PRINCETON: Ingrid Reed lives and breathes policy and politics

By Philip Sean Curran, Staff Writer
Ingrid Reed has her arms folded standing in front of the 20 or so people in the Princeton Public Library on Monday to hear her talk about the issues facing New Jersey.
“And it’s really hard to be an elected official and make choices and set priorities when you are under strained fiscal conditions as we are,” she said at one point during the second installment of a five-part discussion series she is leading each Monday, starting at 5 p.m., through Oct. 23.
Reed, formerly of the Eagleton Institute, is talking policy and politics — things she lives and breathes. This day’s topic deals with the energy and the environment.
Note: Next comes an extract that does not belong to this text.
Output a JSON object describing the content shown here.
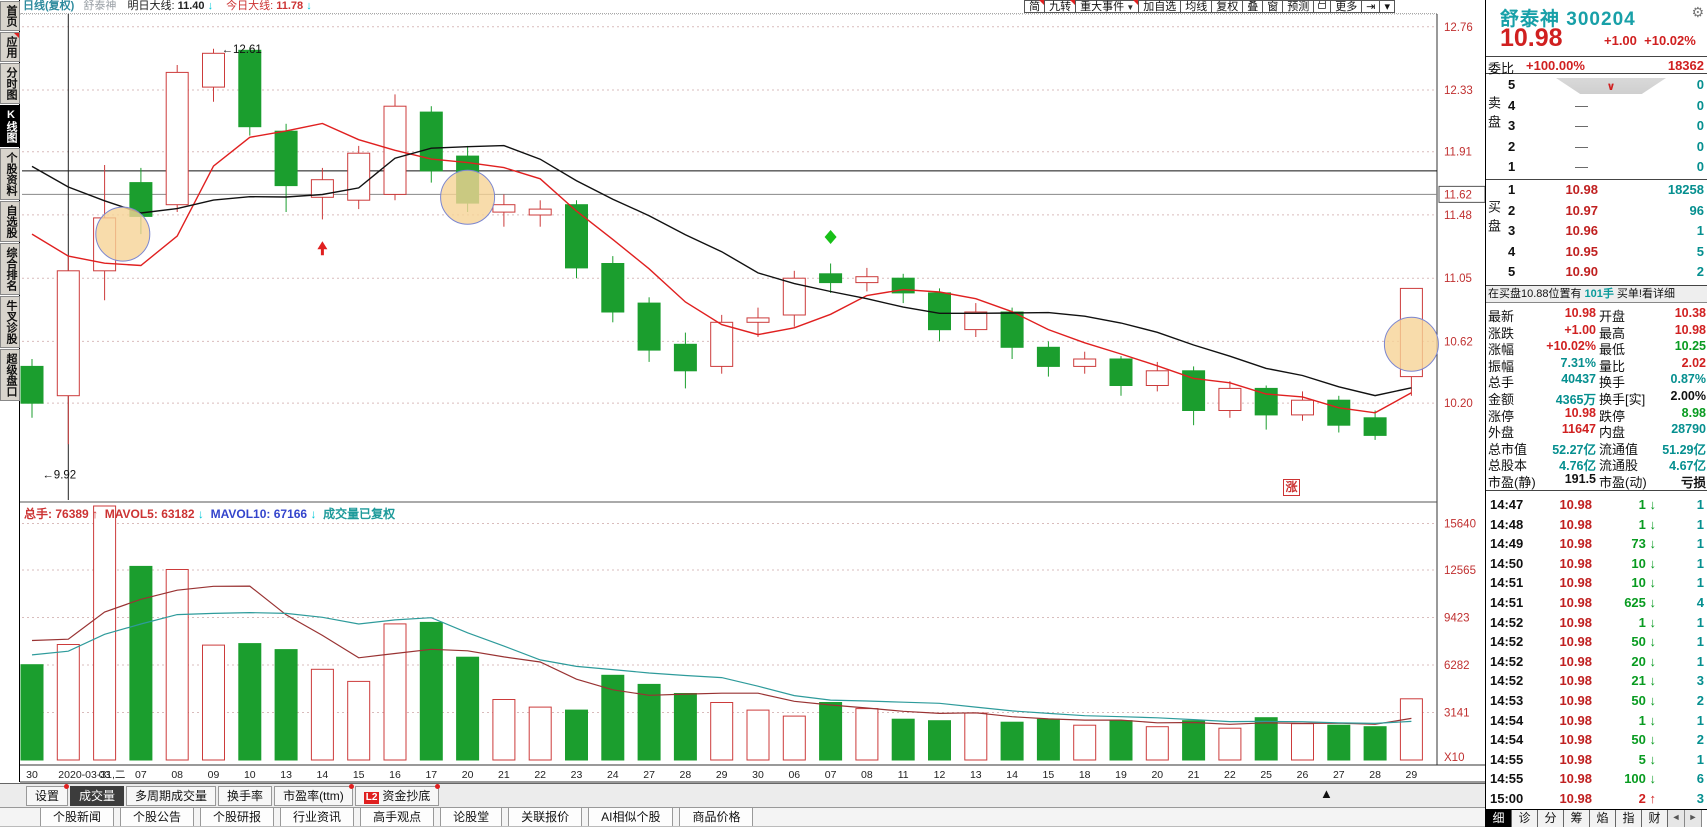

With the gubernatorial election about 30 days away, she seeks to bring her policy analyst’s perspective to a state known for its political wheeling and dealing. She wants the public to press the candidates, to go beyond what she termed “bland generalities” for answers on the “awful lot of problems” New Jersey has.
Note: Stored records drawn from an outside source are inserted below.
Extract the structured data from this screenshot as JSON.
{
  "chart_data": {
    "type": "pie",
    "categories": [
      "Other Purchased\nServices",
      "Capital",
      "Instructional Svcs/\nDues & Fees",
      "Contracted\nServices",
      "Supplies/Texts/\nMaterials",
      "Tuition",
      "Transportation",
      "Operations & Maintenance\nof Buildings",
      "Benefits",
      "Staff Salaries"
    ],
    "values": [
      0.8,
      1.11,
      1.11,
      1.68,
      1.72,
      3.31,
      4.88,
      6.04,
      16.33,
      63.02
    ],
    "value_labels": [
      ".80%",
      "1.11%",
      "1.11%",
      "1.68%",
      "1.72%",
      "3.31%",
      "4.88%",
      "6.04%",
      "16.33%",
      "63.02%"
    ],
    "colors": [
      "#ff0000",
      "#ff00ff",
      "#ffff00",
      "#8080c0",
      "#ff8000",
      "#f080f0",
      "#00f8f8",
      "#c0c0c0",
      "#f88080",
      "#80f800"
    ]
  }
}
“So I think the best thing that can happen in this election season is for all of the candidates to hear very specific questions from citizens who are interested in what are the problems and how they’re going to deal with them,” she said. “Well, ask them what are they going to do to encourage solar and wind production in New Jersey and where do they think the responsibility should be for that.”
In a brief interview afterward, she laughs when asked if these are like college-level courses.
“We want people to have a chance to confirm for themselves that these are issues. And then what I try to do is simplify it but also sort of provide a context for it,” she said. “I mean, there’s no point in discussing, for example, what you want the governor to do for the environment if you don’t have some understanding of what our fiscal condition is.”
Later, she sized up the governor’s race between Republican Lt. Gov. Kim Guadagno and former ambassador and Goldman Sachs executive Phil Murphy, the Democratic front-runner.
“I’m sort of surprised that neither party seems to be engaged in their candidate’s election, that it seems to be the candidates are running their own campaigns and I don’t feel that energy of Democrats getting behind Murphy and Republicans getting behind Kim Guadagno,” she said.
She said part of that is probably because people see the contest as a forgone conclusion, with Murphy ahead by double digits. A Monmouth University poll out this week has him leading her by 14 points.
So while Murphy and Guadagno march toward Nov. 7, Reed will keep a close eye out.
“If I weren’t doing this, I would be smelling the roses. It’s just so much fun,” she said. “I love being engaged with people who want to know and want to do things.”